Одни знакомые предпочитали бывать в ее заведении ночью; подобно Жан-Полю, они считали, что ночные часы благоприятствуют блуду и пьянству. Другие выбирали день, когда долгие послеполуденные часы сулят множество удовольствий. «В конце концов, невелика разница, – однажды сказал Эдуарду один из них. – В этом доме окна всегда занавешены, а лампы горят. В этом доме всегда ночь». Он вспомнил об этих словах, подойдя к дому – погруженному в тишину и мрак, внешне ничем не отличающемуся от соседних добропорядочных семейных особняков. Но стоит переступить порог…
Он единожды стукнул – и дверь сразу открылась, но он увидел не чернокожего привратника, как ожидал, а саму Полину Симонеску. Возможно, она услышала его шаги – слишком уж быстро она ему открыла, и на секунду он задался вопросом, изменилась ли она хоть немного с той поры, как он последний раз видел ее в Лондоне: она точно так же застыла в дверях, склонив голову набок, словно прислушиваясь, как тогда, к свисту падающих бомб и звуку сирены еще до того, как та начинала вопить. Полина даже не поздоровалась – мигом втащила его в огромный вестибюль с мраморным полом, очень напоминающий лондонский – те же ослепительные хрустальные светильники, та же широкая лестница, двумя пролетами убегающая вверх, – и ему вдруг примнилось, что он заплутал во времени, что время искривилось и прошлое и будущее сошлись в настоящем.
Он огляделся. Полотна Фрагонара. Тициан. Из соседней комнаты доносились смех, разговоры. Мадам Симонеску повела его к свету, легонько сжав ему руку пальцами, на одном из которых красовался все тот же рубин. И он вновь ощутил исходящую от нее незримую силу. упорную волю. Она молчала, только прислушивалась, слегка склонив голову.

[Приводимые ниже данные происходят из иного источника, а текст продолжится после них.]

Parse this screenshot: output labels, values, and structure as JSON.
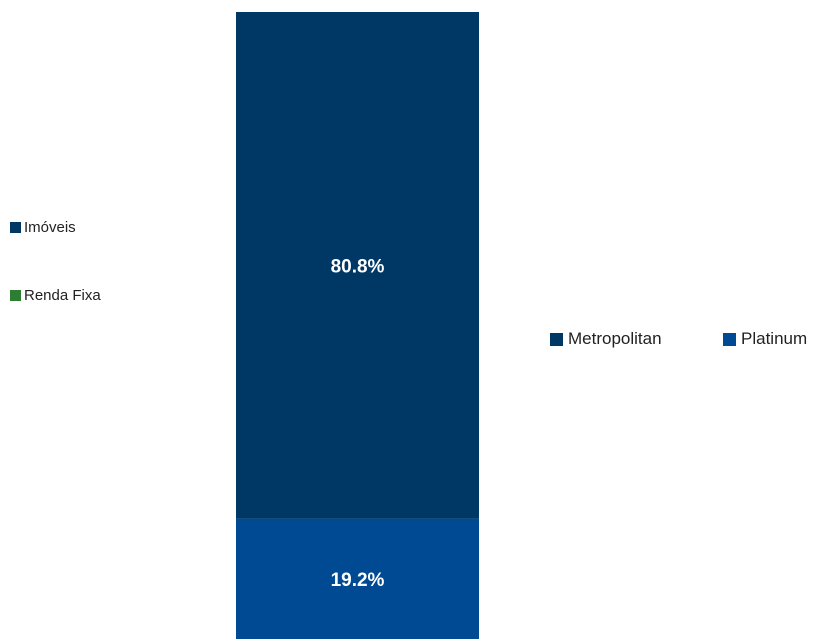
{
  "chart_data": {
    "type": "bar",
    "stacked": true,
    "unit": "%",
    "categories": [
      ""
    ],
    "series": [
      {
        "name": "Platinum",
        "values": [
          19.2
        ],
        "label": "19.2%",
        "color": "#004a94"
      },
      {
        "name": "Metropolitan",
        "values": [
          80.8
        ],
        "label": "80.8%",
        "color": "#003865"
      }
    ],
    "ylim": [
      0,
      100
    ],
    "grid": false,
    "legend": {
      "position": "right",
      "entries": [
        {
          "name": "Metropolitan",
          "color": "#003865"
        },
        {
          "name": "Platinum",
          "color": "#004a94"
        }
      ]
    },
    "secondary_legend": {
      "position": "left",
      "entries": [
        {
          "name": "Imóveis",
          "color": "#003865"
        },
        {
          "name": "Renda Fixa",
          "color": "#2e7d32"
        }
      ]
    },
    "label_color": "#ffffff"
  }
}
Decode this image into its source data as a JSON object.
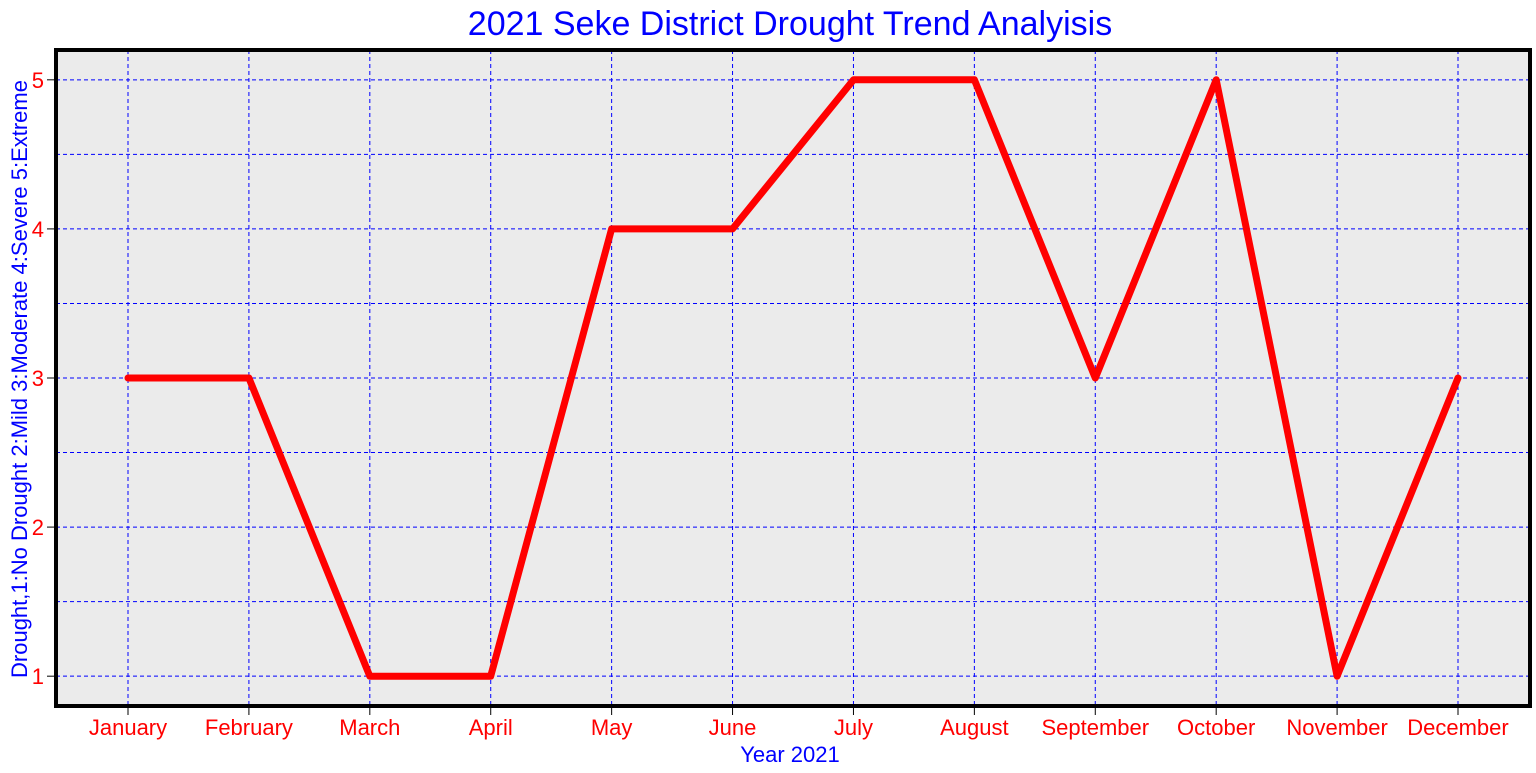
{
  "chart_data": {
    "type": "line",
    "title": "2021 Seke District Drought Trend Analyisis",
    "xlabel": "Year 2021",
    "ylabel": "Drought,1:No Drought 2:Mild 3:Moderate 4:Severe 5:Extreme",
    "categories": [
      "January",
      "February",
      "March",
      "April",
      "May",
      "June",
      "July",
      "August",
      "September",
      "October",
      "November",
      "December"
    ],
    "series": [
      {
        "values": [
          3,
          3,
          1,
          1,
          4,
          4,
          5,
          5,
          3,
          5,
          1,
          3
        ]
      }
    ],
    "ylim": [
      0.8,
      5.2
    ],
    "yticks": [
      1,
      2,
      3,
      4,
      5
    ],
    "grid": true,
    "colors": {
      "title": "#0000ff",
      "axis_label": "#0000ff",
      "tick_label": "#ff0000",
      "line": "#ff0000",
      "grid": "#0000ff",
      "plot_background": "#ebebeb",
      "frame": "#000000"
    }
  }
}
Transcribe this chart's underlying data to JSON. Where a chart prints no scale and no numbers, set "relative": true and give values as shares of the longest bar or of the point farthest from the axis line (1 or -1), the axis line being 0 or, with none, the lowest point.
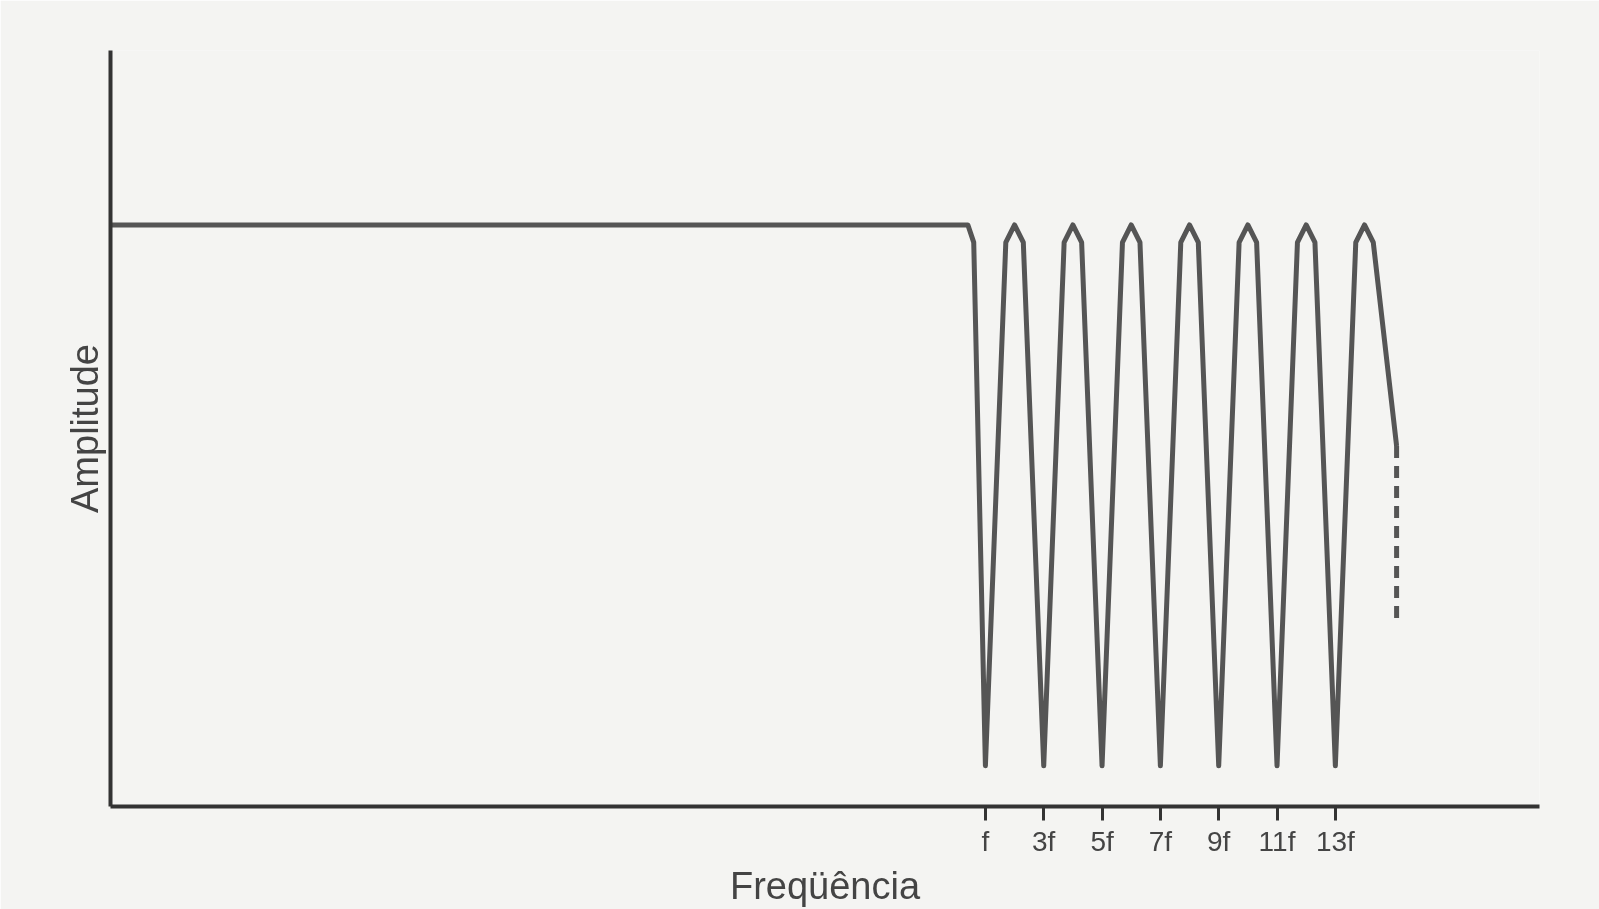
{
  "chart_data": {
    "type": "line",
    "relative": true,
    "xlabel": "Freqüência",
    "ylabel": "Amplitude",
    "xlim": [
      -29,
      20
    ],
    "xticks": [
      {
        "value": 1,
        "label": "f"
      },
      {
        "value": 3,
        "label": "3f"
      },
      {
        "value": 5,
        "label": "5f"
      },
      {
        "value": 7,
        "label": "7f"
      },
      {
        "value": 9,
        "label": "9f"
      },
      {
        "value": 11,
        "label": "11f"
      },
      {
        "value": 13,
        "label": "13f"
      }
    ],
    "tick_labels": "x",
    "marker": "none",
    "series": [
      {
        "color": "#555555",
        "line_style": "solid",
        "x": [
          -29,
          0.4,
          0.6,
          1,
          1.7,
          2,
          2.3,
          3,
          3.7,
          4,
          4.3,
          5,
          5.7,
          6,
          6.3,
          7,
          7.7,
          8,
          8.3,
          9,
          9.7,
          10,
          10.3,
          11,
          11.7,
          12,
          12.3,
          13,
          13.7,
          14,
          14.3,
          15.1
        ],
        "values": [
          1,
          1,
          0.97,
          0.07,
          0.97,
          1,
          0.97,
          0.07,
          0.97,
          1,
          0.97,
          0.07,
          0.97,
          1,
          0.97,
          0.07,
          0.97,
          1,
          0.97,
          0.07,
          0.97,
          1,
          0.97,
          0.07,
          0.97,
          1,
          0.97,
          0.07,
          0.97,
          1,
          0.97,
          0.62
        ]
      },
      {
        "color": "#555555",
        "line_style": "dashed",
        "x": [
          15.1,
          15.1
        ],
        "values": [
          0.62,
          0.32
        ]
      }
    ]
  }
}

Он тоже прислушался. На мгновенье звуки, доносившиеся из соседней комнаты, сгинули, и он услышал одну лишь великую абсолютную тишину, которая обняла собою город и мир, тишину безмерную, безграничную и прекрасную, как пространство, как сама вселенная; безбрежное гармоничное безмолвие сфер.
И в этом безмолвии он услыхал пришествие Нового года – перезвон церковных колоколов, стрекот трещоток, гудки судов с Сены, разнобой и слияние человеческих голосов.
Он глянул на Полину Симонеску и почувствовал, что его разом и полностью отпустило, словно он скинул с плеч неимоверный груз. Он знал, что может помолчать – не нужны ей никакие воспоминания, ни беспорядочные рассказы о прошлом, ни оправдания, ни объяснения. Она его поняла, он ее признал: они вместе внимали тишине.
– Monsieur le baron [33], – произнесла она как когда-то и, не обернувшись на дверь в соседнюю комнату и не удостоив взглядом женщину, вышедшую на лестницу, повела его в глубь дома, в крошечный покой, обставленный с изысканной роскошью, который мог принадлежать только ей.
Она усадила его перед ярко полыхающим камином и, не спрашивая, налила бокал его любимого арманьяка. Затем поставила перед ним столик с двумя карточными колодами и уселась напротив.
Обычная колода; колода Таро [34]. Она раскинула их на столешнице лакированного красного дерева. Барон глянул на их разноцветье и понял, что карты старые и на них много раз гадали. Он смотрел на фигуры и соотносил: Башня, разрушенная, – черные провалы развалин позади Итон-сквер-Террас; Утопленник – Хьюго Глендиннинг; Повешенный – отец и его группа; Любовники – он и Изобел. И только Король пик и Дама бубен ни о чем ему не говорили.
Полина Симонеску, замерев над картами, посмотрела ему в глаза. Ее тонкие пальцы повисли над Смертью, Любовниками, Королем пик. Шутом.
– Monsieur le baron, – сказала она, – наступил новый год. Сначала я вам погадаю на картах. Потом – если не передумаете – можете заняться тем, для чего пожаловали. – Она улыбнулась. – Итак, сперва карты. Будущее начнется следом.
31
Речной трамвай (фр.)
32
Нищий, бродяга (фр.)
33
Господин барон (фр )
34
Особые карты, используемые преимущественно для гадания; колода состоит из фигур-изображений: Колесо, Повешенный, Близнецы и т п.